The purpose of the paper is to show and critically discuss how a systems perspective within national research and innovation policy is formulated, negotiated and, finally, implemented in a regional biotech commercialization project in Sweden, called Uppsala Bio-X. Three main questions are addressed in the paper. To what extent do research and innovation policies at national and regional levels reflect key features of recently developed system approaches in the social sciences?
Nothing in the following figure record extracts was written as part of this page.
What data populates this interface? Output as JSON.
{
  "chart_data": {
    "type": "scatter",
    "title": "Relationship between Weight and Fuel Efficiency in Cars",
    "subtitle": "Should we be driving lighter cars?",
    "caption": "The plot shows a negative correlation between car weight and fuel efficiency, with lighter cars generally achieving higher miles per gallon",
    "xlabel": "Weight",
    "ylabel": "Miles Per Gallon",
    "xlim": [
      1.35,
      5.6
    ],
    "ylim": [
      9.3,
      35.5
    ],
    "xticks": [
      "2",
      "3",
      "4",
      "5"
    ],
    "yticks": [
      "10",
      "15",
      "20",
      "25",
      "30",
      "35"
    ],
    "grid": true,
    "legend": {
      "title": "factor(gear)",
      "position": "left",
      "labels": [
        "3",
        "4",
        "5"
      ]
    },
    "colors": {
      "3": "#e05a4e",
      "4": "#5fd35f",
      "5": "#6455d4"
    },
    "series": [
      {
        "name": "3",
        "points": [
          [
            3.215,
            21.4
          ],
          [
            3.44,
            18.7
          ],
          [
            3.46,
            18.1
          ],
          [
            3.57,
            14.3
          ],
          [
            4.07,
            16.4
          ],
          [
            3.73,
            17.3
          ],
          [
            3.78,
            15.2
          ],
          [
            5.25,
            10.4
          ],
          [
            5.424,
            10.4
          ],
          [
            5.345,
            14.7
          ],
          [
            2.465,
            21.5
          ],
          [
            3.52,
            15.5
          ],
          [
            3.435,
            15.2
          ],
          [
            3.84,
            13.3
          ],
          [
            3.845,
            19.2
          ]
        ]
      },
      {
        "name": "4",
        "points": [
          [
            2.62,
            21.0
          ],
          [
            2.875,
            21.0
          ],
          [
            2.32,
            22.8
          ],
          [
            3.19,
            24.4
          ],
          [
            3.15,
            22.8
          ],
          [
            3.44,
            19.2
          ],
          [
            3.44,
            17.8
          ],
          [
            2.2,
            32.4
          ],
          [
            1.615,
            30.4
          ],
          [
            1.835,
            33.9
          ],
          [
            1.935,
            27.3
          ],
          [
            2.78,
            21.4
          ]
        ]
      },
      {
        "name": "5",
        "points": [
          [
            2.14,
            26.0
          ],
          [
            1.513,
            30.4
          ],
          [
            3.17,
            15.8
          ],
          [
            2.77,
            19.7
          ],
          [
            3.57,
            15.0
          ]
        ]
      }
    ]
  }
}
How have key actors influenced strategies for implementing Uppsala Bio-X? What effects, both quantifiable and non-quantifiable, can be traced?
It is concluded that (i) national and regional research and innovation policy display central elements of recent conceptual development in the social sciences; (ii) actors advocating industry involvement have gradually increased their influence; (iii) researchers participating in the project examined in the study appear to support a gradual change towards commercial ends; (iv) beside usually expected effects (publications, patents, new jobs) of the project, the effects also include changed perception amongst the university researchers as well as (v) substantial unexpected side-effects that concern development of existing local biotech firms and the establishment of interdisciplinary research teams. As such, the paper contributes to the understanding both of impacts of policy programmes as well as of institutional changes that redefine the boundaries between universities and firms.